Meet My Main Character

This post is part of a blog tour started by Debra Brown, and passed to me by Deborah Swift

Elizabeth Murray Countess Dysart 1626-1698

What is the name of your character? Is he/she fictional or an historic person?

Elizabeth Murray was born in 1628, the daughter of William Murray, 1st Earl Dysart and Catherine Bruce.  Her father was brought up with Charles I, reputedly his ‘whipping boy’, the child who accepted punishment for the prince’s transgressions.

Being from a family of staunch Royalists, Elizabeth, her mother and three sisters paid for their loyalty with confiscation of their income, fines, restrictions and having Parliamentarian soldiers billeted on them while their father remained in the exiled court at Oxford with King Charles I.

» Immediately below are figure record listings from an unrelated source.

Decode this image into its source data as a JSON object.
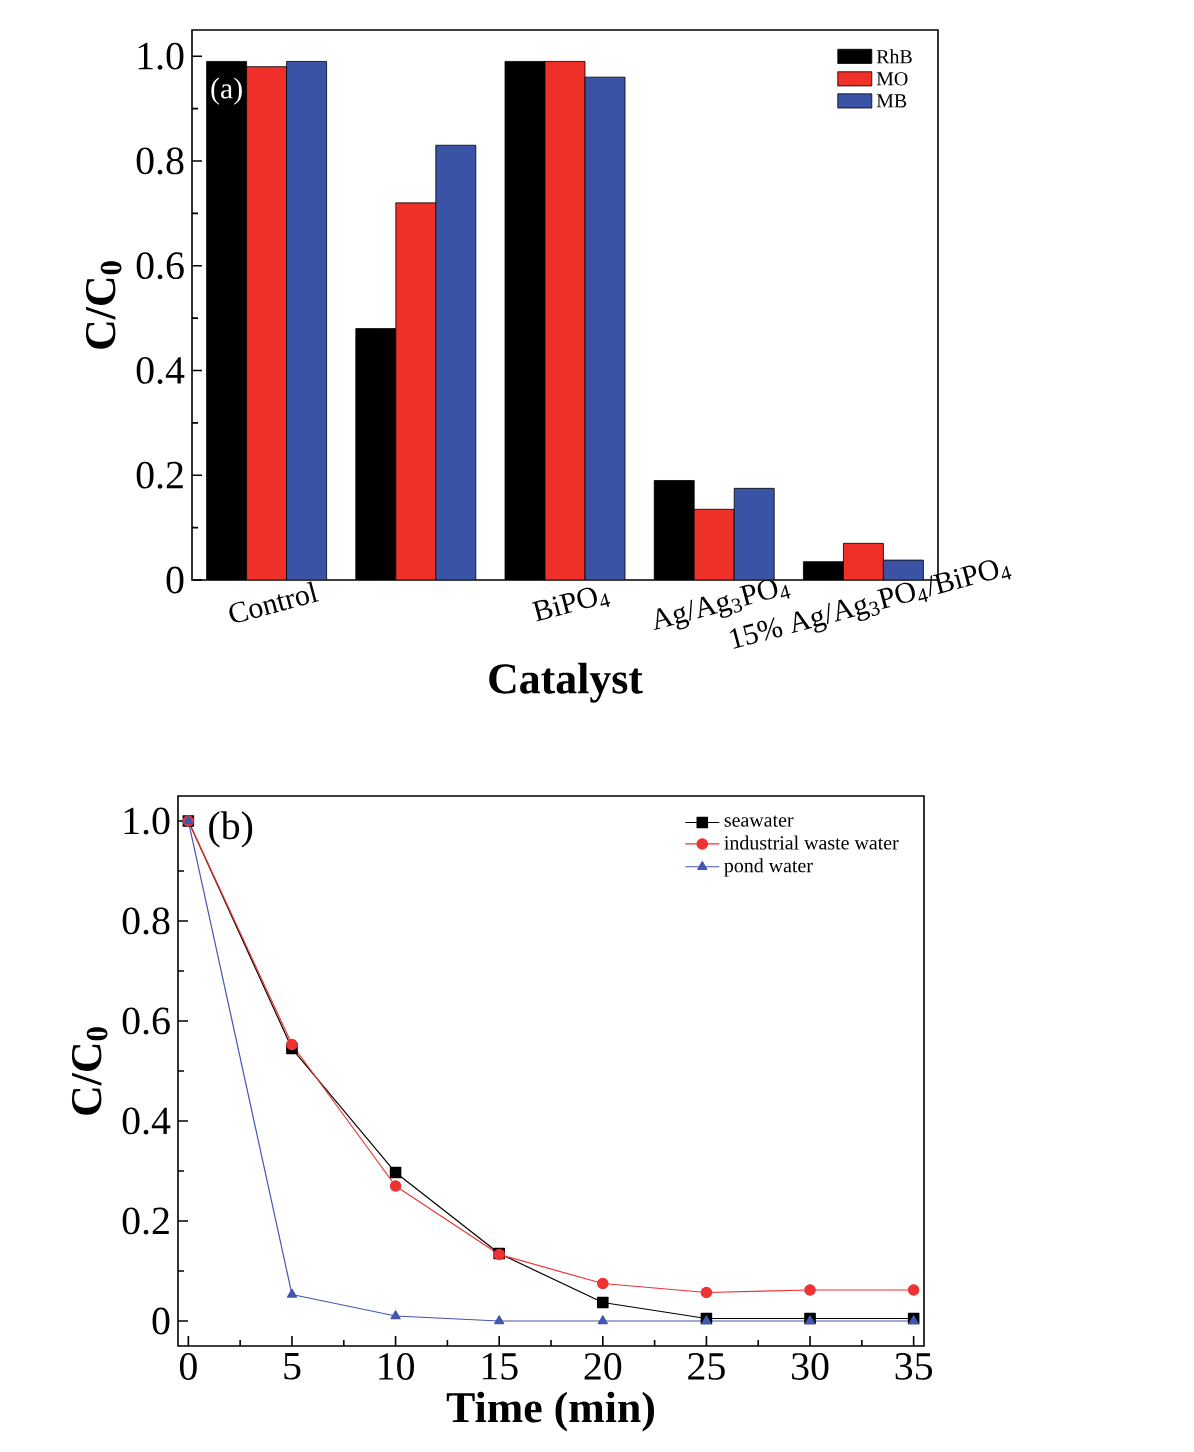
{
  "chart_data": [
    {
      "type": "bar",
      "ylabel": "C/C$_{0}$",
      "xlabel": "Catalyst",
      "categories": [
        "Control",
        null,
        "BiPO$_{4}$",
        "Ag/Ag$_{3}$PO$_{4}$",
        "15% Ag/Ag$_{3}$PO$_{4}$/BiPO$_{4}$"
      ],
      "series": [
        {
          "name": "RhB",
          "color": "#000000",
          "values": [
            0.99,
            0.48,
            0.99,
            0.19,
            0.035
          ]
        },
        {
          "name": "MO",
          "color": "#ee3029",
          "values": [
            0.98,
            0.72,
            0.99,
            0.135,
            0.07
          ]
        },
        {
          "name": "MB",
          "color": "#3a53a4",
          "values": [
            0.99,
            0.83,
            0.96,
            0.175,
            0.038
          ]
        }
      ],
      "ylim": [
        0,
        1.05
      ],
      "yticks": [
        0,
        0.2,
        0.4,
        0.6,
        0.8,
        {
          "value": 1,
          "label": "1.0"
        }
      ],
      "legend": "top right",
      "annotations": [
        "(a)"
      ]
    },
    {
      "type": "line",
      "ylabel": "C/C$_{0}$",
      "xlabel": "Time (min)",
      "x": [
        0,
        5,
        10,
        15,
        20,
        25,
        30,
        35
      ],
      "series": [
        {
          "name": "seawater",
          "color": "#000000",
          "marker": "square",
          "values": [
            1,
            0.545,
            0.297,
            0.135,
            0.037,
            0.005,
            0.005,
            0.005
          ]
        },
        {
          "name": "industrial waste water",
          "color": "#ee3333",
          "marker": "circle",
          "values": [
            1,
            0.553,
            0.27,
            0.133,
            0.075,
            0.057,
            0.062,
            0.062
          ]
        },
        {
          "name": "pond water",
          "color": "#4356b0",
          "marker": "triangle",
          "values": [
            1,
            0.053,
            0.01,
            0,
            0,
            0,
            0,
            0
          ]
        }
      ],
      "xlim": [
        -0.5,
        35.5
      ],
      "xticks": [
        0,
        5,
        10,
        15,
        20,
        25,
        30,
        35
      ],
      "ylim": [
        -0.05,
        1.05
      ],
      "yticks": [
        0,
        0.2,
        0.4,
        0.6,
        0.8,
        {
          "value": 1,
          "label": "1.0"
        }
      ],
      "legend": "top right",
      "annotations": [
        "(b)"
      ]
    }
  ]
}
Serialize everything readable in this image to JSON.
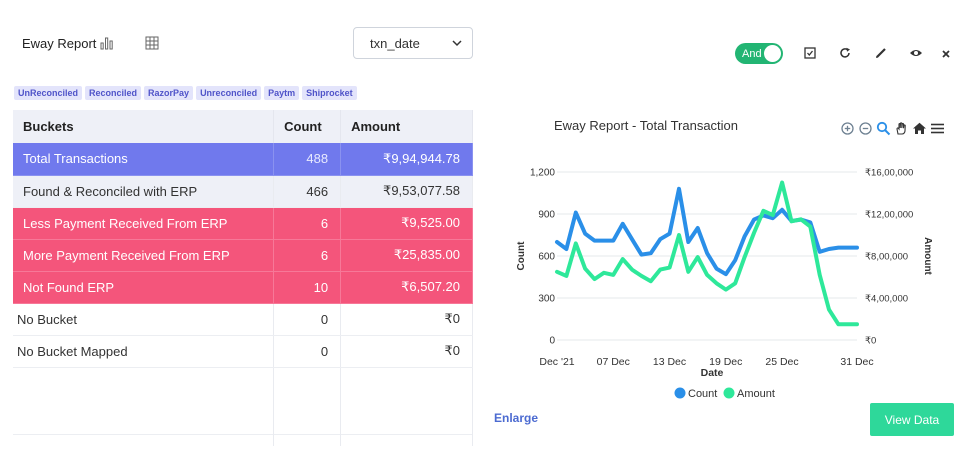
{
  "header": {
    "title": "Eway Report",
    "select_value": "txn_date",
    "toggle_label": "And"
  },
  "tags": [
    "UnReconciled",
    "Reconciled",
    "RazorPay",
    "Unreconciled",
    "Paytm",
    "Shiprocket"
  ],
  "table": {
    "headers": {
      "bucket": "Buckets",
      "count": "Count",
      "amount": "Amount"
    },
    "rows": [
      {
        "bucket": "Total  Transactions",
        "count": "488",
        "amount": "₹9,94,944.78"
      },
      {
        "bucket": "Found & Reconciled with ERP",
        "count": "466",
        "amount": "₹9,53,077.58"
      },
      {
        "bucket": "Less Payment Received From ERP",
        "count": "6",
        "amount": "₹9,525.00"
      },
      {
        "bucket": "More Payment Received From ERP",
        "count": "6",
        "amount": "₹25,835.00"
      },
      {
        "bucket": "Not Found ERP",
        "count": "10",
        "amount": "₹6,507.20"
      },
      {
        "bucket": "No Bucket",
        "count": "0",
        "amount": "₹0"
      },
      {
        "bucket": "No Bucket Mapped",
        "count": "0",
        "amount": "₹0"
      }
    ]
  },
  "colors": {
    "accent_blue": "#7079ed",
    "alert_red": "#f4557b",
    "toggle_green": "#22b573",
    "count_series": "#2a8fe8",
    "amount_series": "#2ee89a"
  },
  "chart": {
    "title": "Eway Report - Total Transaction",
    "enlarge_label": "Enlarge",
    "view_data_label": "View Data"
  },
  "chart_data": {
    "type": "line",
    "title": "Eway Report - Total Transaction",
    "xlabel": "Date",
    "ylabel": "Count",
    "y2label": "Amount",
    "x_ticks": [
      "Dec '21",
      "07 Dec",
      "13 Dec",
      "19 Dec",
      "25 Dec",
      "31 Dec"
    ],
    "y_ticks": [
      "0",
      "300",
      "600",
      "900",
      "1,200"
    ],
    "y2_ticks": [
      "₹0",
      "₹4,00,000",
      "₹8,00,000",
      "₹12,00,000",
      "₹16,00,000"
    ],
    "ylim": [
      0,
      1200
    ],
    "y2lim": [
      0,
      1600000
    ],
    "x": [
      1,
      2,
      3,
      4,
      5,
      6,
      7,
      8,
      9,
      10,
      11,
      12,
      13,
      14,
      15,
      16,
      17,
      18,
      19,
      20,
      21,
      22,
      23,
      24,
      25,
      26,
      27,
      28,
      29,
      30,
      31,
      32,
      33
    ],
    "series": [
      {
        "name": "Count",
        "axis": "left",
        "values": [
          700,
          650,
          910,
          760,
          710,
          710,
          710,
          830,
          720,
          610,
          620,
          720,
          760,
          1080,
          700,
          800,
          620,
          510,
          470,
          570,
          740,
          860,
          890,
          870,
          930,
          850,
          860,
          840,
          630,
          650,
          660,
          660,
          660
        ]
      },
      {
        "name": "Amount",
        "axis": "right",
        "values": [
          650000,
          610000,
          920000,
          680000,
          580000,
          640000,
          620000,
          770000,
          670000,
          610000,
          560000,
          670000,
          690000,
          1000000,
          650000,
          790000,
          620000,
          540000,
          480000,
          540000,
          790000,
          1020000,
          1230000,
          1190000,
          1500000,
          1130000,
          1150000,
          1080000,
          620000,
          290000,
          150000,
          150000,
          150000
        ]
      }
    ],
    "legend": [
      "Count",
      "Amount"
    ],
    "legend_position": "bottom",
    "grid": true
  }
}
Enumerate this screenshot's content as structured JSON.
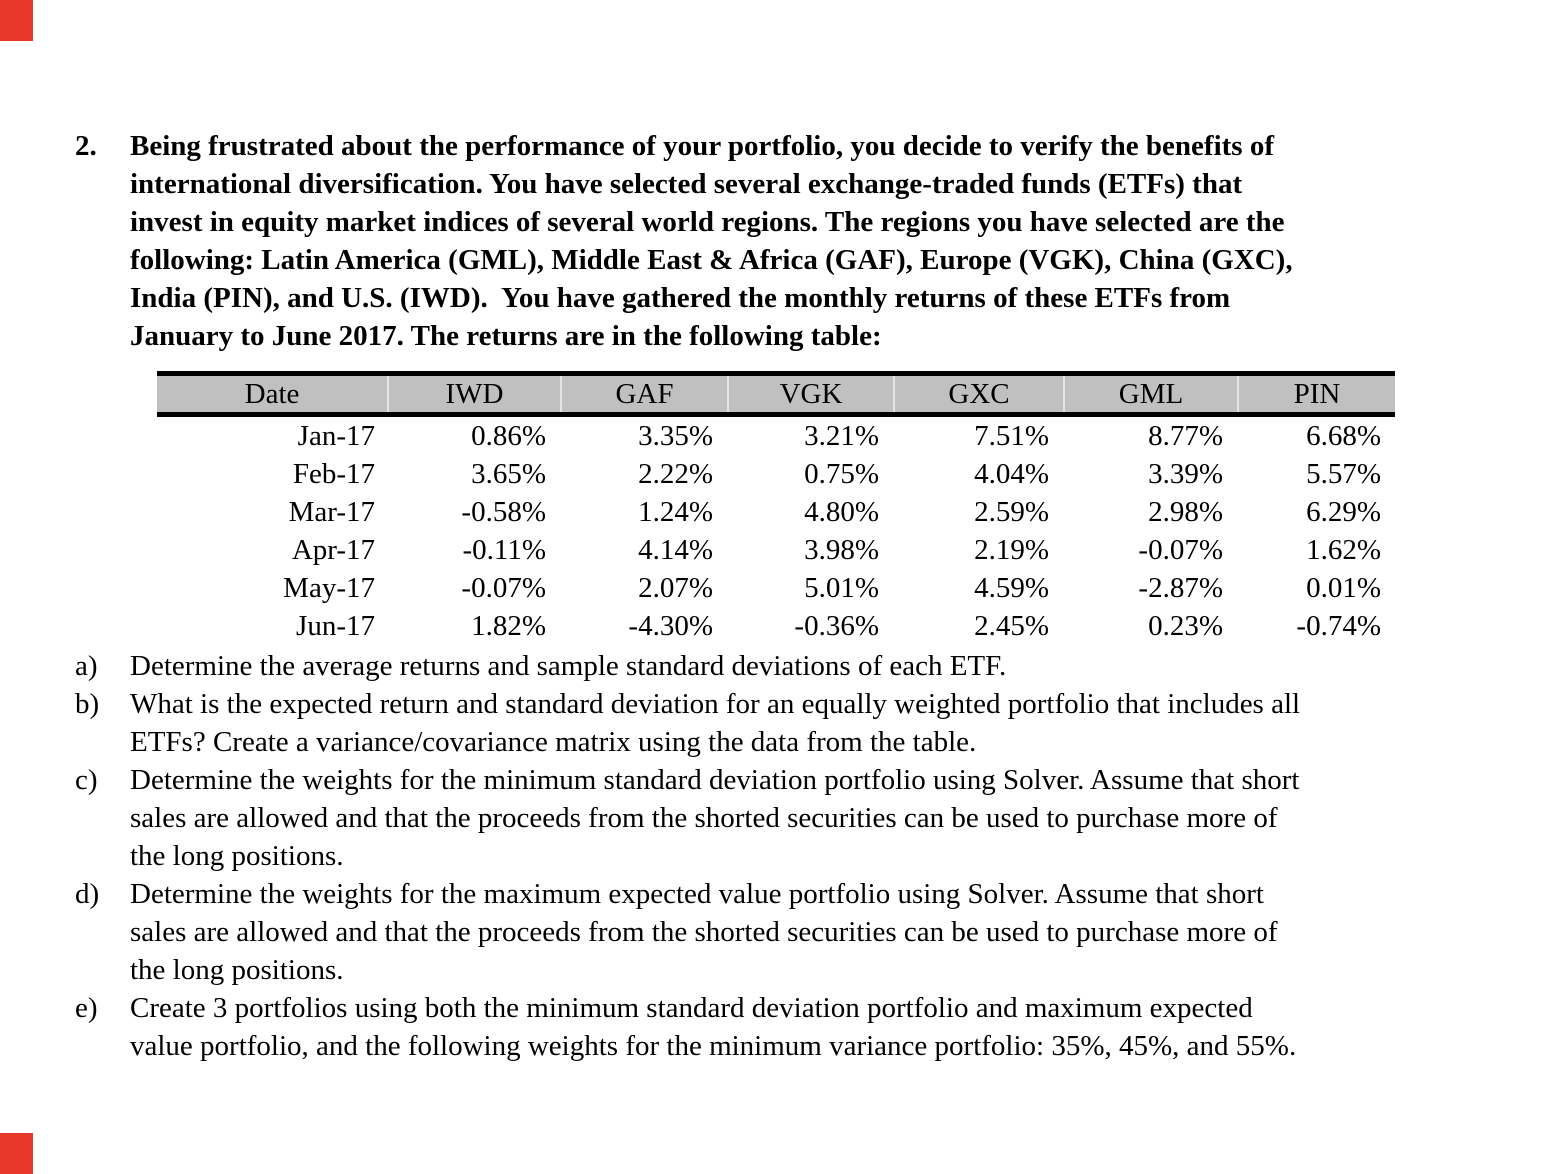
{
  "page": {
    "corner_marks_color": "#e8382b"
  },
  "problem": {
    "number": "2.",
    "lines": [
      "Being frustrated about the performance of your portfolio, you decide to verify the benefits of",
      "international diversification. You have selected several exchange-traded funds (ETFs) that",
      "invest in equity market indices of several world regions. The regions you have selected are the",
      "following: Latin America (GML), Middle East & Africa (GAF), Europe (VGK), China (GXC),",
      "India (PIN), and U.S. (IWD).  You have gathered the monthly returns of these ETFs from",
      "January to June 2017. The returns are in the following table:"
    ]
  },
  "table": {
    "header_bg": "#c0c0c0",
    "border_color": "#000000",
    "columns": [
      "Date",
      "IWD",
      "GAF",
      "VGK",
      "GXC",
      "GML",
      "PIN"
    ],
    "rows": [
      {
        "date": "Jan-17",
        "values": [
          "0.86%",
          "3.35%",
          "3.21%",
          "7.51%",
          "8.77%",
          "6.68%"
        ]
      },
      {
        "date": "Feb-17",
        "values": [
          "3.65%",
          "2.22%",
          "0.75%",
          "4.04%",
          "3.39%",
          "5.57%"
        ]
      },
      {
        "date": "Mar-17",
        "values": [
          "-0.58%",
          "1.24%",
          "4.80%",
          "2.59%",
          "2.98%",
          "6.29%"
        ]
      },
      {
        "date": "Apr-17",
        "values": [
          "-0.11%",
          "4.14%",
          "3.98%",
          "2.19%",
          "-0.07%",
          "1.62%"
        ]
      },
      {
        "date": "May-17",
        "values": [
          "-0.07%",
          "2.07%",
          "5.01%",
          "4.59%",
          "-2.87%",
          "0.01%"
        ]
      },
      {
        "date": "Jun-17",
        "values": [
          "1.82%",
          "-4.30%",
          "-0.36%",
          "2.45%",
          "0.23%",
          "-0.74%"
        ]
      }
    ]
  },
  "questions": {
    "items": [
      {
        "label": "a)",
        "lines": [
          "Determine the average returns and sample standard deviations of each ETF."
        ]
      },
      {
        "label": "b)",
        "lines": [
          "What is the expected return and standard deviation for an equally weighted portfolio that includes all",
          "ETFs? Create a variance/covariance matrix using the data from the table."
        ]
      },
      {
        "label": "c)",
        "lines": [
          "Determine the weights for the minimum standard deviation portfolio using Solver. Assume that short",
          "sales are allowed and that the proceeds from the shorted securities can be used to purchase more of",
          "the long positions."
        ]
      },
      {
        "label": "d)",
        "lines": [
          "Determine the weights for the maximum expected value portfolio using Solver. Assume that short",
          "sales are allowed and that the proceeds from the shorted securities can be used to purchase more of",
          "the long positions."
        ]
      },
      {
        "label": "e)",
        "lines": [
          "Create 3 portfolios using both the minimum standard deviation portfolio and maximum expected",
          "value portfolio, and the following weights for the minimum variance portfolio: 35%, 45%, and 55%."
        ]
      }
    ]
  }
}
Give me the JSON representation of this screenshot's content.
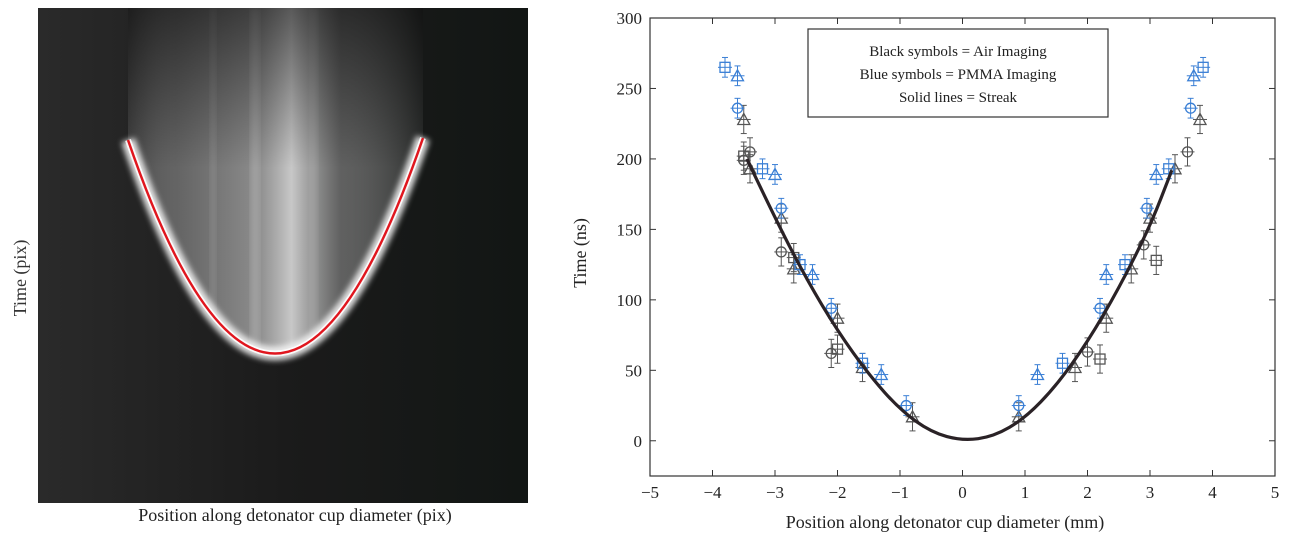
{
  "streak_image": {
    "xlabel": "Position along detonator cup diameter (pix)",
    "ylabel": "Time (pix)",
    "colors": {
      "background": "#151515",
      "fit_curve": "#e0161e",
      "glow": "#e8e8e8"
    }
  },
  "chart_data": {
    "type": "scatter",
    "xlabel": "Position along detonator cup diameter (mm)",
    "ylabel": "Time (ns)",
    "xlim": [
      -5,
      5
    ],
    "ylim": [
      -25,
      300
    ],
    "xticks": [
      "−5",
      "−4",
      "−3",
      "−2",
      "−1",
      "0",
      "1",
      "2",
      "3",
      "4",
      "5"
    ],
    "yticks": [
      "0",
      "50",
      "100",
      "150",
      "200",
      "250",
      "300"
    ],
    "grid": false,
    "legend": {
      "placement": "top-center",
      "lines": [
        "Black symbols = Air Imaging",
        "Blue symbols = PMMA Imaging",
        "Solid lines = Streak"
      ]
    },
    "colors": {
      "air": "#555555",
      "pmma": "#3a7fd5",
      "streak": "#2a2226"
    },
    "series": [
      {
        "group": "air",
        "marker": "circle",
        "err": 10,
        "points": [
          [
            -3.5,
            199
          ],
          [
            -3.4,
            205
          ],
          [
            -2.9,
            134
          ],
          [
            -2.1,
            62
          ],
          [
            2.0,
            63
          ],
          [
            2.9,
            139
          ],
          [
            3.6,
            205
          ]
        ]
      },
      {
        "group": "air",
        "marker": "triangle",
        "err": 10,
        "points": [
          [
            -3.5,
            228
          ],
          [
            -3.4,
            193
          ],
          [
            -2.9,
            158
          ],
          [
            -2.7,
            122
          ],
          [
            -2.0,
            87
          ],
          [
            -1.6,
            52
          ],
          [
            -0.8,
            17
          ],
          [
            0.9,
            17
          ],
          [
            1.8,
            52
          ],
          [
            2.3,
            87
          ],
          [
            2.7,
            122
          ],
          [
            3.0,
            158
          ],
          [
            3.4,
            193
          ],
          [
            3.8,
            228
          ]
        ]
      },
      {
        "group": "air",
        "marker": "square",
        "err": 10,
        "points": [
          [
            -3.5,
            202
          ],
          [
            -2.7,
            130
          ],
          [
            -2.0,
            65
          ],
          [
            2.2,
            58
          ],
          [
            3.1,
            128
          ]
        ]
      },
      {
        "group": "pmma",
        "marker": "circle",
        "err": 7,
        "points": [
          [
            -3.6,
            236
          ],
          [
            -2.9,
            165
          ],
          [
            -2.1,
            94
          ],
          [
            -0.9,
            25
          ],
          [
            0.9,
            25
          ],
          [
            2.2,
            94
          ],
          [
            2.95,
            165
          ],
          [
            3.65,
            236
          ]
        ]
      },
      {
        "group": "pmma",
        "marker": "triangle",
        "err": 7,
        "points": [
          [
            -3.6,
            259
          ],
          [
            -3.0,
            189
          ],
          [
            -2.4,
            118
          ],
          [
            -1.3,
            47
          ],
          [
            1.2,
            47
          ],
          [
            2.3,
            118
          ],
          [
            3.1,
            189
          ],
          [
            3.7,
            259
          ]
        ]
      },
      {
        "group": "pmma",
        "marker": "square",
        "err": 7,
        "points": [
          [
            -3.8,
            265
          ],
          [
            -3.2,
            193
          ],
          [
            -2.6,
            125
          ],
          [
            -1.6,
            55
          ],
          [
            1.6,
            55
          ],
          [
            2.6,
            125
          ],
          [
            3.3,
            193
          ],
          [
            3.85,
            265
          ]
        ]
      }
    ],
    "streak": {
      "group": "streak",
      "points": [
        [
          -3.45,
          200
        ],
        [
          -3.0,
          158
        ],
        [
          -2.5,
          115
        ],
        [
          -2.0,
          78
        ],
        [
          -1.5,
          47
        ],
        [
          -1.0,
          22
        ],
        [
          -0.5,
          6
        ],
        [
          0.0,
          0
        ],
        [
          0.5,
          3
        ],
        [
          1.0,
          16
        ],
        [
          1.5,
          39
        ],
        [
          2.0,
          70
        ],
        [
          2.5,
          108
        ],
        [
          3.0,
          152
        ],
        [
          3.35,
          192
        ]
      ]
    }
  }
}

When and where is the story set?

Between 1642 and 1653, the years of the English Civil Wars, mostly at Ham House, the Murray’s family home on the Thames at Richmond, but also at the exiled Royal Court at Oxford and the home of Elizabeth’s first husband, Helmingham.

What should we know about your character?

That Elizabeth was educated as well as any boy in Stuart England, as her father’s heir she was made conscious that the fate of hers and her sister’s inheritance lay in her hands. When she was only in her teens, Elizabeth was conscious of the fact that the only way she could secure the Murray’s future was to make an advantageous marriage.

What is the main conflict she must face?

William Murray was arrested for spying in early 1646, so the Murray women had to endure the uncertainty of his imprisonment and trial. He was acquitted, with help from their Scottish Covenanter friends. However further fears existed in that his continued imprisonment in the Tower of Londdon during a plague city during a hot summer would undo all their efforts.  This was also not the only time William was hauled before the Lords and the army for being in the wrong place at the wrong time, until finally he was forbidden to be in the king's service altogether and fled to Paris to hide in the court of Queen Henrietta Maria.

Catherine Murray was a strong, persistent woman and appealed to the authorities to have him released.  William, however then went straight to Newcastle where King Charles I was at the time where he continued as a spy and envoy, and not back to his family.

What is the personal goal of this character?

Elizabeth knew the best way to keep the Murray's home, lands and therefore income out of the hands of the Parliamentarians, was for her future husband  to be wealthy, from a respectable family and non-political to take the spotlight off the Murrays and protect them.

Catherine Murray finally managed to secure an engagement for Elizabeth with Sir Lionel Tollemache, who had inherited a title and vast wealth, was single and only nineteen. Perfect - until Lionel was sent to the North to be held as a hostage against the King's good behaviour in their
negitiations with the Scots.

He wasn't held more than a few days, but Elizabeth must have been frantic until he was released, thinking all their carefully laid plans had been for nothing..

Where is this book available?

Royalist Rebel is available from Pen and Sword Books in e-book and paperback

I have passed this on to three excellent authors who write historical novels set in very different eras.

Lisa Yarde – writes about the last rule of the Moors in Medieval Spain 
Alison Stuart - whose latest release is a novel of English Civil Wars
Katherine Pym – writes about the ordinary lives of people in 17th Century London


Lisa Yarde said…
Hi Anita, aspects of Elizabeth's character that I found refreshing were her intelligence and decision-making abilities. As young as she was when confronted with turmoil, she had the acumen to make choices for her family.

Thanks for tagging me. My post on the same topic is up today.
Katherine Pym said…
Thanks for the wonderful post, Anita. Elizabeth was a great lady with a substantial spirit. I'd not want to scrap with her. My blog is set for Friday on almost the same topic. Hope to see you then.
Petrea Burchard said…
You mentioned the "whipping boy" position early on in the post. What a concept!
Anita Davison said…
Thanks for stopping by, Lisa, Katherine, I'll pop into your blog on Good Friday, and Petrea. Yes that 'whipping boy' thing was such a bizarre concept wasn't it? Working on the principal a royal child should never be struck by a commoner - Prince Charles was supposed to experience compassion for his friend being beaten so would try harder -hmmmm too many things wrong with that!